The phenomenon of varied numbers of TPSs among different peach genomes is a typical gene copy number variant (CNV). CNVs are genomic rearrangements resulting from gains or losses of DNA segments, and usually produced by transposable elements mediated nonallelic homologous recombination [
21]. In plants, CNVs were mostly associated with tandem duplications and tend to occur in large families of functionally redundant genes [
21]. There are demonstrated cases in which CNVs contribute to domestication and diversification traits by affecting relevant gene dosage, function(s), and/or regulation, such as rice, maize, and potato [
21,
22]. For TPSs, previous expression analysis showed that most duplicated copies exhibited divergent expression patterns either in tissues or transcript intensity, indicating that expression divergence significantly contributed to TPSs survival after gene expansion by duplication [
16]. In addition, sequence variations within duplicated genes could generate protein diversity, hence, CNV may have enormous potential as a source of useful traits to improve cultivars [
21].
Fruit flavor is a complex trait that depends on the relative amount of sugars, non-volatiles, and volatiles (terpenes, phenylalanine- and fatty acid-derived compounds) [
23]. In plants, low-molecular-weight terpenes produced by TPSs are a large group of plant aromatic substances, in which monoterpenes and a few sesquiterpenes are aromatic constituents of many plants [
24]. As a member of terpenes, linalool was proved to be the highest content of terpenes aromatic constituents in peach fruits [
25,
26]. Previous studies demonstrated that TPSs played an important role in determining the quality of horticultural food products [
23,
27,
28]. A recent study also demonstrated the contribution of two TPSs located in chromosome 4 to carrot flavor [
29]. Till now, few studies have focused on the terpenoid volatiles and peach flavors traits.

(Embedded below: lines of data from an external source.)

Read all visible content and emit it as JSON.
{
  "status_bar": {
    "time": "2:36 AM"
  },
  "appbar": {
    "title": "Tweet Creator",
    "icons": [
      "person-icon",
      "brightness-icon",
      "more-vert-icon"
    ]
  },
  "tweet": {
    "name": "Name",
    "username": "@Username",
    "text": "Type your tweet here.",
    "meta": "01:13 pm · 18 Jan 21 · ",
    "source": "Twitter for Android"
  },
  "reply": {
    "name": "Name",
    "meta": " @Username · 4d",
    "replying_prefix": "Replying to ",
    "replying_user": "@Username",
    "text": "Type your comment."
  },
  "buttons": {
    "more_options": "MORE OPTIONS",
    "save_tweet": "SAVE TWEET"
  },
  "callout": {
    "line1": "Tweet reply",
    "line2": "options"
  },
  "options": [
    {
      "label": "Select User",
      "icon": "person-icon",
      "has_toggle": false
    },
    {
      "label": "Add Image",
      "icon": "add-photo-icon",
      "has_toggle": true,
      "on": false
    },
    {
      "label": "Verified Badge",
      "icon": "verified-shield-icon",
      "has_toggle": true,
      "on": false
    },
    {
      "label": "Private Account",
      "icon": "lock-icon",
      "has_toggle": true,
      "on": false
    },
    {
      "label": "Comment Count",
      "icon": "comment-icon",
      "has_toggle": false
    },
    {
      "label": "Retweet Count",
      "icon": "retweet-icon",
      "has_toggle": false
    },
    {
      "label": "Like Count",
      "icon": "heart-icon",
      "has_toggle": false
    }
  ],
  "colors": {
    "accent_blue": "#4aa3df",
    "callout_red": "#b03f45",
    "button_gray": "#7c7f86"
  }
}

Our study provided a clue to the differences of the flavor quality among peach varieties, we speculate that the striking feature of the existence of an unusually large TPSs family related to terpene biosynthesis might contribute to the fruit flavor and aroma for ‘124 Pan’. However, the distribution of TPSs among various varieties and the genetic basis underlying this trait still need further investigation in future studies. What is more, terpenoids also play numerous roles in the interactions of plants with their environment, such as attracting pollinators and defending the plant against pathogens and herbivores [
24]. The plant–pathogen interaction pathway was also enriched in our study, hence, other probable relations of TPSs in peach cultivar with the improved defenses also need further investigation.